To top it all, Honrado found out that, for about five years, the income of Naia from the advertising spaces at its three terminals only amounted to P13 million a year.
To think, advertising spaces are considered as a main source of revenues for airports all over the world, perhaps next only to rentals from commercial spaces, and passenger and airline fees.
So Honrado put the Naia advertising contract up for bidding. Reports said Digichive Philippines all of a sudden relented and offered Miaa higher rental fees reaching more than P100 million a year. That’s an increase of more than seven times!
Still, according to reports, Digichive Philippines lost in the bidding recently held by the Miaa under Honrado, who already commanded the respect of the airport users with his no-nonsense management style.
But after the Miaa board decided to award the contract to another company that offered a much higher figure than that of Digichive Philippines, this company went to court.
Of course, Digichive Philippines sued the Miaa in a court in—of all places—its home court in San Juan. San Juan Regional Trial Court Judge Leonie Janolo Jr. issued the TRO that Digichive Philippines requested.
In effect, the San Juan court TRO stopped Miaa from awarding the contract to the highest bidder. The plan of Honrado for Naia to earn much more from its advertising spaces was thus put on hold—indefinitely.
In short, more delay!
The Miaa reportedly estimated that, because of the TRO, it would fail to increase its advertising revenues, foregoing monthly income of about P11 million, which surely could help finance facility upgrades at the terminals.
There—Miaa still cannot escape the leading cause of delay in airport projects in the land: the use of legal and judicial maneuvers.
Look, the newest terminal at the Manila airport, the Naia 3, is still entangled in legal knots, now already 20 years in the running.
The Naia 3 project took its origin back in 1992, during the time of Kuya Eddie, aka former President Fidel Ramos, who decided to assemble the country’s richest Chinese Filipinos, called taipans, to purse the project together.
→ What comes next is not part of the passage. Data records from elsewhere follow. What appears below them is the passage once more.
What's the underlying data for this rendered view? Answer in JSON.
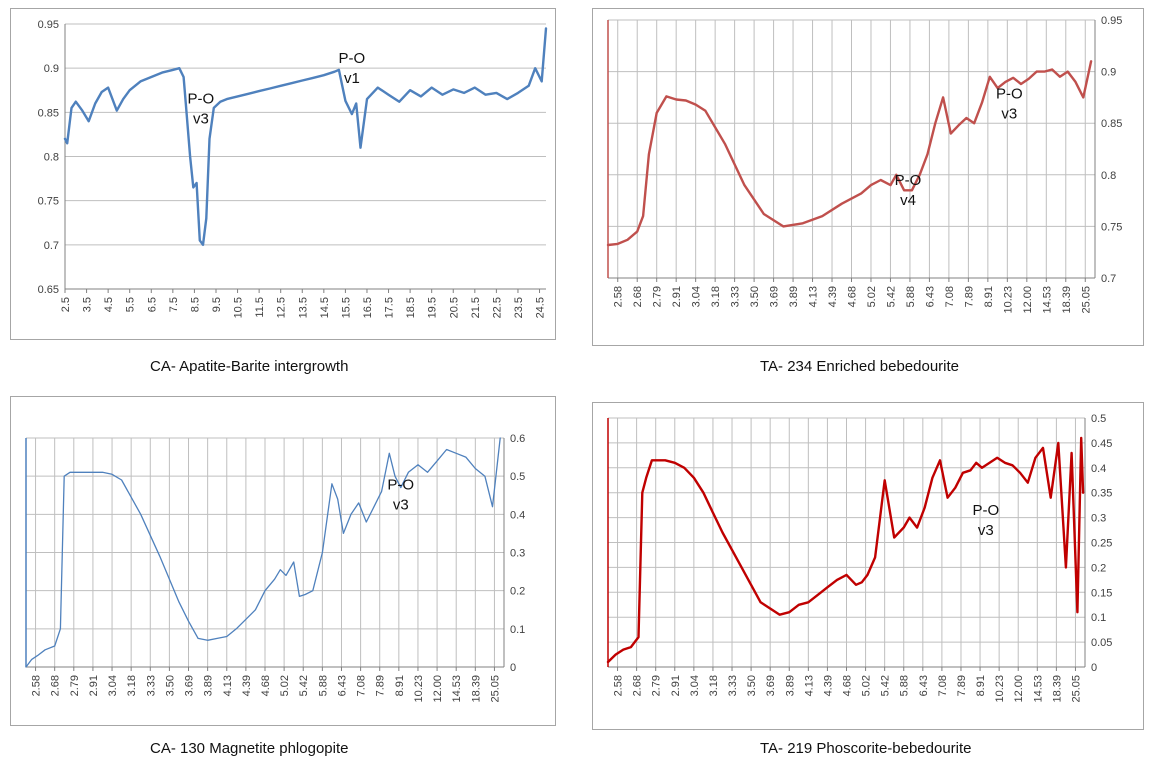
{
  "chart_data": [
    {
      "type": "line",
      "caption": "CA- Apatite-Barite intergrowth",
      "color": "#4F81BD",
      "y_axis_side": "left",
      "ylim": [
        0.65,
        0.95
      ],
      "yticks": [
        "0.65",
        "0.7",
        "0.75",
        "0.8",
        "0.85",
        "0.9",
        "0.95"
      ],
      "xticks": [
        "2.5",
        "3.5",
        "4.5",
        "5.5",
        "6.5",
        "7.5",
        "8.5",
        "9.5",
        "10.5",
        "11.5",
        "12.5",
        "13.5",
        "14.5",
        "15.5",
        "16.5",
        "17.5",
        "18.5",
        "19.5",
        "20.5",
        "21.5",
        "22.5",
        "23.5",
        "24.5"
      ],
      "annotations": [
        {
          "line1": "P-O",
          "line2": "v3",
          "x": 8.8,
          "y": 0.86
        },
        {
          "line1": "P-O",
          "line2": "v1",
          "x": 15.8,
          "y": 0.906
        }
      ],
      "series": [
        {
          "x": [
            2.5,
            2.6,
            2.8,
            3.0,
            3.3,
            3.6,
            3.9,
            4.2,
            4.5,
            4.9,
            5.2,
            5.5,
            6.0,
            6.5,
            7.0,
            7.5,
            7.8,
            8.0,
            8.1,
            8.3,
            8.45,
            8.6,
            8.75,
            8.9,
            9.05,
            9.2,
            9.4,
            9.7,
            10.0,
            10.5,
            11.0,
            11.5,
            12.0,
            12.5,
            13.0,
            13.5,
            14.0,
            14.5,
            15.0,
            15.2,
            15.5,
            15.8,
            16.0,
            16.2,
            16.5,
            17.0,
            17.5,
            18.0,
            18.5,
            19.0,
            19.5,
            20.0,
            20.5,
            21.0,
            21.5,
            22.0,
            22.5,
            23.0,
            23.5,
            24.0,
            24.3,
            24.6,
            24.8
          ],
          "values": [
            0.82,
            0.815,
            0.855,
            0.862,
            0.852,
            0.84,
            0.86,
            0.873,
            0.878,
            0.852,
            0.865,
            0.875,
            0.885,
            0.89,
            0.895,
            0.898,
            0.9,
            0.89,
            0.86,
            0.8,
            0.765,
            0.77,
            0.705,
            0.7,
            0.73,
            0.82,
            0.855,
            0.862,
            0.865,
            0.868,
            0.871,
            0.874,
            0.877,
            0.88,
            0.883,
            0.886,
            0.889,
            0.892,
            0.896,
            0.898,
            0.863,
            0.848,
            0.86,
            0.81,
            0.865,
            0.878,
            0.87,
            0.862,
            0.875,
            0.868,
            0.878,
            0.87,
            0.876,
            0.872,
            0.878,
            0.87,
            0.872,
            0.865,
            0.872,
            0.88,
            0.9,
            0.885,
            0.945
          ]
        }
      ]
    },
    {
      "type": "line",
      "caption": "TA- 234 Enriched bebedourite",
      "color": "#C0504D",
      "y_axis_side": "right",
      "ylim": [
        0.7,
        0.95
      ],
      "yticks": [
        "0.7",
        "0.75",
        "0.8",
        "0.85",
        "0.9",
        "0.95"
      ],
      "xticks": [
        "2.58",
        "2.68",
        "2.79",
        "2.91",
        "3.04",
        "3.18",
        "3.33",
        "3.50",
        "3.69",
        "3.89",
        "4.13",
        "4.39",
        "4.68",
        "5.02",
        "5.42",
        "5.88",
        "6.43",
        "7.08",
        "7.89",
        "8.91",
        "10.23",
        "12.00",
        "14.53",
        "18.39",
        "25.05"
      ],
      "annotations": [
        {
          "line1": "P-O",
          "line2": "v4",
          "x": 15.4,
          "y": 0.79
        },
        {
          "line1": "P-O",
          "line2": "v3",
          "x": 20.6,
          "y": 0.874
        }
      ],
      "series": [
        {
          "x": [
            0.0,
            0.5,
            1.0,
            1.5,
            1.8,
            2.1,
            2.5,
            3.0,
            3.5,
            4.0,
            4.5,
            5.0,
            6.0,
            7.0,
            8.0,
            9.0,
            10.0,
            11.0,
            12.0,
            13.0,
            13.5,
            14.0,
            14.5,
            14.8,
            15.2,
            15.6,
            16.0,
            16.4,
            16.8,
            17.2,
            17.6,
            18.0,
            18.4,
            18.8,
            19.2,
            19.6,
            20.0,
            20.4,
            20.8,
            21.2,
            21.6,
            22.0,
            22.4,
            22.8,
            23.2,
            23.6,
            24.0,
            24.4,
            24.8
          ],
          "values": [
            0.732,
            0.733,
            0.737,
            0.745,
            0.76,
            0.82,
            0.86,
            0.876,
            0.873,
            0.872,
            0.868,
            0.862,
            0.83,
            0.79,
            0.762,
            0.75,
            0.753,
            0.76,
            0.772,
            0.782,
            0.79,
            0.795,
            0.79,
            0.8,
            0.785,
            0.785,
            0.8,
            0.82,
            0.85,
            0.875,
            0.84,
            0.848,
            0.855,
            0.85,
            0.87,
            0.895,
            0.884,
            0.89,
            0.894,
            0.888,
            0.893,
            0.9,
            0.9,
            0.902,
            0.895,
            0.9,
            0.89,
            0.875,
            0.91
          ]
        }
      ]
    },
    {
      "type": "line",
      "caption": "CA- 130 Magnetite phlogopite",
      "color": "#4F81BD",
      "y_axis_side": "right",
      "ylim": [
        0,
        0.6
      ],
      "yticks": [
        "0",
        "0.1",
        "0.2",
        "0.3",
        "0.4",
        "0.5",
        "0.6"
      ],
      "xticks": [
        "2.58",
        "2.68",
        "2.79",
        "2.91",
        "3.04",
        "3.18",
        "3.33",
        "3.50",
        "3.69",
        "3.89",
        "4.13",
        "4.39",
        "4.68",
        "5.02",
        "5.42",
        "5.88",
        "6.43",
        "7.08",
        "7.89",
        "8.91",
        "10.23",
        "12.00",
        "14.53",
        "18.39",
        "25.05"
      ],
      "annotations": [
        {
          "line1": "P-O",
          "line2": "v3",
          "x": 19.6,
          "y": 0.465
        }
      ],
      "series": [
        {
          "x": [
            0.0,
            0.3,
            0.6,
            1.0,
            1.5,
            1.8,
            2.0,
            2.3,
            2.6,
            3.0,
            3.5,
            4.0,
            4.5,
            5.0,
            6.0,
            7.0,
            8.0,
            8.5,
            9.0,
            9.5,
            10.0,
            10.5,
            11.0,
            11.5,
            12.0,
            12.5,
            13.0,
            13.3,
            13.6,
            14.0,
            14.3,
            14.6,
            15.0,
            15.5,
            16.0,
            16.3,
            16.6,
            17.0,
            17.4,
            17.8,
            18.2,
            18.6,
            19.0,
            19.3,
            19.6,
            20.0,
            20.5,
            21.0,
            21.5,
            22.0,
            22.5,
            23.0,
            23.5,
            24.0,
            24.4,
            24.8
          ],
          "values": [
            0.0,
            0.02,
            0.03,
            0.045,
            0.055,
            0.1,
            0.5,
            0.51,
            0.51,
            0.51,
            0.51,
            0.51,
            0.505,
            0.49,
            0.4,
            0.29,
            0.17,
            0.12,
            0.075,
            0.07,
            0.075,
            0.08,
            0.1,
            0.125,
            0.15,
            0.2,
            0.23,
            0.255,
            0.24,
            0.275,
            0.185,
            0.19,
            0.2,
            0.3,
            0.48,
            0.44,
            0.35,
            0.4,
            0.43,
            0.38,
            0.42,
            0.46,
            0.56,
            0.5,
            0.47,
            0.51,
            0.53,
            0.51,
            0.54,
            0.57,
            0.56,
            0.55,
            0.52,
            0.5,
            0.42,
            0.6
          ]
        }
      ]
    },
    {
      "type": "line",
      "caption": "TA- 219 Phoscorite-bebedourite",
      "color": "#C00000",
      "y_axis_side": "right",
      "ylim": [
        0,
        0.5
      ],
      "yticks": [
        "0",
        "0.05",
        "0.1",
        "0.15",
        "0.2",
        "0.25",
        "0.3",
        "0.35",
        "0.4",
        "0.45",
        "0.5"
      ],
      "xticks": [
        "2.58",
        "2.68",
        "2.79",
        "2.91",
        "3.04",
        "3.18",
        "3.33",
        "3.50",
        "3.69",
        "3.89",
        "4.13",
        "4.39",
        "4.68",
        "5.02",
        "5.42",
        "5.88",
        "6.43",
        "7.08",
        "7.89",
        "8.91",
        "10.23",
        "12.00",
        "14.53",
        "18.39",
        "25.05"
      ],
      "annotations": [
        {
          "line1": "P-O",
          "line2": "v3",
          "x": 19.8,
          "y": 0.305
        }
      ],
      "series": [
        {
          "x": [
            0.0,
            0.4,
            0.8,
            1.2,
            1.6,
            1.8,
            2.0,
            2.3,
            2.6,
            3.0,
            3.5,
            4.0,
            4.5,
            5.0,
            5.5,
            6.0,
            7.0,
            8.0,
            9.0,
            9.5,
            10.0,
            10.5,
            11.0,
            11.5,
            12.0,
            12.5,
            13.0,
            13.3,
            13.6,
            14.0,
            14.5,
            15.0,
            15.5,
            15.8,
            16.2,
            16.6,
            17.0,
            17.4,
            17.8,
            18.2,
            18.6,
            19.0,
            19.3,
            19.6,
            20.0,
            20.4,
            20.8,
            21.2,
            21.6,
            22.0,
            22.4,
            22.8,
            23.2,
            23.6,
            24.0,
            24.3,
            24.6,
            24.8,
            24.9
          ],
          "values": [
            0.01,
            0.025,
            0.035,
            0.04,
            0.06,
            0.35,
            0.38,
            0.415,
            0.415,
            0.415,
            0.41,
            0.4,
            0.38,
            0.35,
            0.31,
            0.27,
            0.2,
            0.13,
            0.105,
            0.11,
            0.125,
            0.13,
            0.145,
            0.16,
            0.175,
            0.185,
            0.165,
            0.17,
            0.185,
            0.22,
            0.375,
            0.26,
            0.28,
            0.3,
            0.28,
            0.32,
            0.38,
            0.415,
            0.34,
            0.36,
            0.39,
            0.395,
            0.41,
            0.4,
            0.41,
            0.42,
            0.41,
            0.405,
            0.39,
            0.37,
            0.42,
            0.44,
            0.34,
            0.45,
            0.2,
            0.43,
            0.11,
            0.46,
            0.35
          ]
        }
      ]
    }
  ]
}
For five long years, from 1992 to 1997, court cases stalled the project, as the company of the rich taipans, called Asia’s Emerging Dragon Corp., or AEDC, battled for control of the project against a little known entity called Piatco.
Finally the project started in 1997, with Piatco partnering with German firm Fraport. The construction took more than five long years, at a huge cost of more than $800 million.
The Naia 3 project got embroiled in more court cases between the BOT project, i.e. Piatco-Fraport, and the government under the administrations of the man named Band—Wrist Band—and Gloriaetta.
Up to today, the Aquino (Part II) administration has yet to complete the Naia 3 project. From what I heard, the crucial computer system at the Naia 3 has yet to be installed, so that most airlines hesitate to use the terminal.
Only three airlines are using it, namely, Cebu Pacific (owned by the group of taipan John Gokongwei), Airphil Express (a company of the national flag-carrier Philippine Airlines), and the only foreign firm All Nippon Airways.
There—NAIA 3 has been delayed, now some 20 years in the making, and still counting. Story of our lives, I guess!